Peut-être parce que Citarella vient du monde de l’art, son attention sur les jeunes espaces politiques a l’impression d’une pratique artistique immersive. Il a auto-publié deux livres de recherche depuis 2018 et héberge actuellement deux podcasts, en plus de gérer un serveur Discord sur invitation uniquement, où quelque cinq cents membres se livrent librement sur la culture politique dans des chats de qualité dissertation. Comme beaucoup de créateurs de contenu millénaires, Citarella s’appuie sur la plate-forme d’abonnement Patreon pour financer son travail entre les concerts d’enseignement auxiliaire.
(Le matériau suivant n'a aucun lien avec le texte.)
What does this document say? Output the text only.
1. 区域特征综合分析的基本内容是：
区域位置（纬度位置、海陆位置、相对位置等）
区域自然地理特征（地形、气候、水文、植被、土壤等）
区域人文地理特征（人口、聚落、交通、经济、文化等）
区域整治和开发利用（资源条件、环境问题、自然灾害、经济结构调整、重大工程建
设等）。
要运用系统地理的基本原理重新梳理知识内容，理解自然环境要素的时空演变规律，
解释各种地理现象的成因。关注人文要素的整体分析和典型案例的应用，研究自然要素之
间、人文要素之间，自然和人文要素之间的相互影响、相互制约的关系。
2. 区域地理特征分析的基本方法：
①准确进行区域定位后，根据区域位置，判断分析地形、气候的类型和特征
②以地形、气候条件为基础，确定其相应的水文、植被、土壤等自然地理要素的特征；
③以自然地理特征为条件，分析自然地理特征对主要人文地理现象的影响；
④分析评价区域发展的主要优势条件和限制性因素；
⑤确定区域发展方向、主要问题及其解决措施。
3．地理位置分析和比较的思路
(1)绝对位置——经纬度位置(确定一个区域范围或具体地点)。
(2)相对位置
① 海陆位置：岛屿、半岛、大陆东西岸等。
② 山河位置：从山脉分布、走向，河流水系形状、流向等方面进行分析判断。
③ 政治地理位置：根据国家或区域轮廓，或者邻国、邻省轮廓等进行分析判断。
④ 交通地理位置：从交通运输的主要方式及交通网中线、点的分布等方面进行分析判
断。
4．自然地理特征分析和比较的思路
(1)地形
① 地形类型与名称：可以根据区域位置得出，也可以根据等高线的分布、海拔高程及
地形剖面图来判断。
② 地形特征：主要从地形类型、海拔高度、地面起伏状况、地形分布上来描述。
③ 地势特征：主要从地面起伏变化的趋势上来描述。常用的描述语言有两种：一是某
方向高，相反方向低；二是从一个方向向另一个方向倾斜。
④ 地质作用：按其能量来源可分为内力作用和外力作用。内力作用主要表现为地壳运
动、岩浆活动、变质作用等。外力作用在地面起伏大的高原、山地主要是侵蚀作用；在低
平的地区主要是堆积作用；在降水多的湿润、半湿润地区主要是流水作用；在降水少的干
Ce qui est clair, c’est que chacun de ses projets est animé par un sentiment d’empathie pour les jeunes à ce stade de l’histoire. Pour son livre le plus récent, 20 Interviews, commandé par l’organisation d’arts numériques Rhizome, Citarella a interrogé vingt comptes d’adolescents de la communauté Instagrams Politigram, un espace vaguement délimité où les débats fiévreux sur la théorie politique et les jeux de rôle idéologiques sont la norme. On pourrait dire que l’un des principaux objectifs de son travail est de relayer, dans les moindres détails, ce que c’est que d’être un jeune adolescent en devenir sur Internet. J’aurais pu être l’un de ces gars, m’a dit Citarella. J’ai passé toute ma jeunesse extrêmement en ligne. Toute la journée, tous les jours, jusqu’au lever du soleil. C’était ma vie.

Dans son podcast My Political Journey, Citarella s’adresse à des invités adolescents comme un compagnon de voyage et un pair, en tant que personne familière avec le bilan mental et l’usure qui accompagnent le fait d’être très en ligne. Au cours d’un épisode récent, une fille de seize ans appelée R a expliqué comment elle est passée d’une éco-fasciste autoproclamée qui a plaidé pour la violence raciale à une partisane impliquée des manifestations Black Lives Matter de 2020. Je pensais que j’étais juste étant réaliste, R a dit à Citarella, son ancienne étreinte des idées fascistes, mais j’admettrai que c’était un comportement assez grincheux.